Embracing Defeat – The Mason Historiographiki
The fate of Emperor Hirohito who was the subject of intense debate as to whether he was directly responsible for the war’s atrocities, hung in the balance, with those favoring his preservation including General MacArthur in the name of Jap Japan in the aftermath of WWII was full of contradictions, chaos and sweeping change.
For the same author to investigate the continental European philosophical roots of post-War writings, the content of Japanese Occupation-era erotica, and the double entendres and maneuvering that accompanied translating English language orders in to Japanese, is downright humbling.
Needless to say, the average Japanese was more concerned with the rampant food shortages and the struggle to physically rebuild the country. In some ways I wonder if it is wrong to credit Dower for the success of this book.
Just a moment while we sign you in to your Goodreads account. Scenes from a Korean Boyhood. The Byzantine complexity of Japanese politics. It has rarely been tackled as a Japanese experience.
Professor Edfeat Tolliday, review of Embracing Defeat. Feb 02, Liam rated it it was ok Shelves: The book was a natural choice for the nonfiction Pulitzer in He is professor emeritus of history at MIT. Political prisoners, mostly communist or left-wing, were released from prison. Norton Company first published To anyone thinking of writing a book about modern Japan, especially if your central argument is predicated on Japan’s ‘unique-ness’, borne of some kind of ‘Edo vacuum’, whether you are mebracing that Japan is uniquely ‘good’ or uniquely ‘bad’, I strongly urge you to read Embracing Defeat first.

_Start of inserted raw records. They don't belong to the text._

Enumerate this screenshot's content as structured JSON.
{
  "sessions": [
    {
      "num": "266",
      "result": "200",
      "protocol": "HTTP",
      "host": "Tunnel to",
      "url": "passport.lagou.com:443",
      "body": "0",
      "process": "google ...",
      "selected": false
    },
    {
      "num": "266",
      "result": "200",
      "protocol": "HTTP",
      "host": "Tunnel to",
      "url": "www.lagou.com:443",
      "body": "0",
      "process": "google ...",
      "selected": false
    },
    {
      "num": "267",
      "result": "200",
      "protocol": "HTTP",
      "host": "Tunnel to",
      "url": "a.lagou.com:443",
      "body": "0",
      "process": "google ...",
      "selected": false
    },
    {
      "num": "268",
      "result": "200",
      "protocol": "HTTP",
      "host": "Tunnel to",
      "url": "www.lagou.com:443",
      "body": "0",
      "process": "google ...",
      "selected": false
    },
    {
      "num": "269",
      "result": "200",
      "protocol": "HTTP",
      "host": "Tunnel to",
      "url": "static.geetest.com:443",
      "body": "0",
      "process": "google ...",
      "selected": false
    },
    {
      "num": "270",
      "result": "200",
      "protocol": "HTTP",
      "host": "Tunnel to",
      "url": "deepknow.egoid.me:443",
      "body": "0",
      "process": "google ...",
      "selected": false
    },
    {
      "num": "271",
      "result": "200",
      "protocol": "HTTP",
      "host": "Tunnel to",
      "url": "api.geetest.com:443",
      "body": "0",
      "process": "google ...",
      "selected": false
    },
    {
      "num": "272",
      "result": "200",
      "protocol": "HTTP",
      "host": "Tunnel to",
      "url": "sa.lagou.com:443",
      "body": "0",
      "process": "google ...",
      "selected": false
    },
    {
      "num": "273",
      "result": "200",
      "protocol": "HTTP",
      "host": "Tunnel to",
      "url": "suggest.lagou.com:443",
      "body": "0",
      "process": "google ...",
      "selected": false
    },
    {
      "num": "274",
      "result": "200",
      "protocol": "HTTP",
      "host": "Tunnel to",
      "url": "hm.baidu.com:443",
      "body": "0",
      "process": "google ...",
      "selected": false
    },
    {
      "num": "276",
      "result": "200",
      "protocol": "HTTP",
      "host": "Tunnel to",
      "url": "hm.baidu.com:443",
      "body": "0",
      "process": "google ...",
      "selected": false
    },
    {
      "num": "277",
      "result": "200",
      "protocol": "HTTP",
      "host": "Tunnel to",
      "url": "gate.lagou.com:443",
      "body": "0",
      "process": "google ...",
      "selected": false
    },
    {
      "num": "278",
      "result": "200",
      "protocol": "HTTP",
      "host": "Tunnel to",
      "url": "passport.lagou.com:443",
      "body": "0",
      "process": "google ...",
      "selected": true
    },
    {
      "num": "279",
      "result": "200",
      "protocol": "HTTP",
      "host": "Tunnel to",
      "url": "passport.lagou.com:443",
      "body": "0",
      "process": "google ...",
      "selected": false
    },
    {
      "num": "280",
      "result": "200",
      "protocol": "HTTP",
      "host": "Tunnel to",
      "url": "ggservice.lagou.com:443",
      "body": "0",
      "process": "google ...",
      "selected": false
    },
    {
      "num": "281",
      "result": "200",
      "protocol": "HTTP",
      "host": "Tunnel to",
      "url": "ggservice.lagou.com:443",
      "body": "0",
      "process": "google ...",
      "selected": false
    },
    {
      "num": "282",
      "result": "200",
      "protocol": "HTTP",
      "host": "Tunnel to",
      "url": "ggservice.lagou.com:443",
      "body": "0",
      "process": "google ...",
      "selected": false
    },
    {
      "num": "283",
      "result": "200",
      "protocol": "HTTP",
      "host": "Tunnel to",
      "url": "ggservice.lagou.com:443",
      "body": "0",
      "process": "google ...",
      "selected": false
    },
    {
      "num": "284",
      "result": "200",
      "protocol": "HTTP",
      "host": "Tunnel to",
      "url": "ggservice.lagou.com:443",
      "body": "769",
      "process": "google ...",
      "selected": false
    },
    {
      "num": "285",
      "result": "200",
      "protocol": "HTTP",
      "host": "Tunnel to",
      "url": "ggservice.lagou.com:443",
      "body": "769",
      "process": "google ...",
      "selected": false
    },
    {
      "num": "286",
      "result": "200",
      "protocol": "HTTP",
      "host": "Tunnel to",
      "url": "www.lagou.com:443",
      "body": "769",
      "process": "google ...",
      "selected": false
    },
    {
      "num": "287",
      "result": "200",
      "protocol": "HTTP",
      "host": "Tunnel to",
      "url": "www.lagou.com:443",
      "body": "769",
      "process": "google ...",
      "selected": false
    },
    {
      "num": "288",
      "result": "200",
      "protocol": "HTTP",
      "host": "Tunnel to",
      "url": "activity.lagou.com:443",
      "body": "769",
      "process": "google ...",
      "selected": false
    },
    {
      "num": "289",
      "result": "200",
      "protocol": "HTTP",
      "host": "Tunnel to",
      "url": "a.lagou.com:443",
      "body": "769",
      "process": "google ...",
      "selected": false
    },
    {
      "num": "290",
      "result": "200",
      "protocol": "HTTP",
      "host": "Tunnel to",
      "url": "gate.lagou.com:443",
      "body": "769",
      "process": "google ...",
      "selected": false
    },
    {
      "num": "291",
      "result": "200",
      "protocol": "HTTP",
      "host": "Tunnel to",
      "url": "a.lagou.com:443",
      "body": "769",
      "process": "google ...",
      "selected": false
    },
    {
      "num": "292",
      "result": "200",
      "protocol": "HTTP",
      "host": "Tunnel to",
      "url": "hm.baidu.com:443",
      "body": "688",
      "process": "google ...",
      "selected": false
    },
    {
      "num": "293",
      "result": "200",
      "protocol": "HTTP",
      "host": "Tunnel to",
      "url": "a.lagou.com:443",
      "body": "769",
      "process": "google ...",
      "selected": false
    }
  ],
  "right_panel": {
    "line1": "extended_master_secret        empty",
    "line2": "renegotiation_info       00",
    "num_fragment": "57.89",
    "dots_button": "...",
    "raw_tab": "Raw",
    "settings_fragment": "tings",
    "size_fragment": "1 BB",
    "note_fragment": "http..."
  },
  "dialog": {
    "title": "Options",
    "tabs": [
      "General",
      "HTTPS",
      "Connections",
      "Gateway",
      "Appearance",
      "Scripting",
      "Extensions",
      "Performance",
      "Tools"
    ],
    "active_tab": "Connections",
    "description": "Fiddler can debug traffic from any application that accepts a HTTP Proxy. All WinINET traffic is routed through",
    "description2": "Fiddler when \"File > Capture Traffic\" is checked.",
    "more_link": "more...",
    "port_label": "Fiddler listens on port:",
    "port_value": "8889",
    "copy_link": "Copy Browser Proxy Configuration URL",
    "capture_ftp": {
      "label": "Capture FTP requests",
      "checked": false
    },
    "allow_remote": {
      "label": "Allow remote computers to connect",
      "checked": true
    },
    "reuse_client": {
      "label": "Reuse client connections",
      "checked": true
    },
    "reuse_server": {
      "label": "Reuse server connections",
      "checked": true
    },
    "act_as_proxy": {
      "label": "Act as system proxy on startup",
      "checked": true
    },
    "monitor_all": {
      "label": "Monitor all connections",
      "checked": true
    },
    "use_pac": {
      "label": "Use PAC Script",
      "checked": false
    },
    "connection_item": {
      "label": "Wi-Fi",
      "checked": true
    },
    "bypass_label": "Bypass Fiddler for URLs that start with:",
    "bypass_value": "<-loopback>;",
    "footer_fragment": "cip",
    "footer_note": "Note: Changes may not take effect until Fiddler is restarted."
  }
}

StiglitzShahid Yusuf No preview available – Defat my book Hirohito was also, as it turned out, emhracing and malleable, blessed by the heavens — and by General MacArthur more particularly — to survive and prosper, while all around him, his loyal subjects were denounced, purged, charged with war crimes, even executed.
He also had very little contact with actual Japanese throughout his tenure as Military Governor during the Occupation.
Share your thoughts with other customers. As began war criminals were identified for prosecution. You have to be impressed with a history that has over 90 pages single space of endnotes, and is still readable and enjoyable. Sower they were Asian experts, they tended to have focused more on China than Japan, He lived in splendid isolation from his own proconsular dominion. I have long found it frustrating that writing about Japan usually starts from an assumption that the country To anyone thinking of writing a book about modern Japan, especially if your central argument is predicated on Japan’s ‘unique-ness’, borne of some kind of ‘Edo vacuum’, whether you are arguing that Japan is uniquely ‘good’ or uniquely ‘bad’, I strongly urge you to read Embracing Defeat first.
Jan 21, Mikey B.
Instead of a bastion of peace Japan was now expected to be an arsenal in the fight against global communism. Suffice it to say, this is a book of real depth and intelligence, and is fully deserving of the many awards and prizes it won.
Of course this is a generalization, but ask any white foreigner in Japan and they can tell you they receive different treatment from Asian foreigners not to mention the tens of thousands of native Korean residents of Japan who have lived here for several generations but are NOT granted citizenship despite this.
Part four of Dower’s book focuses on the place of Emperor Hirohito in Japan postwar. By fower up you agree to W. If there is a villain during this period villain is too strong a wordDower is heavily critical of Douglas MacArthur.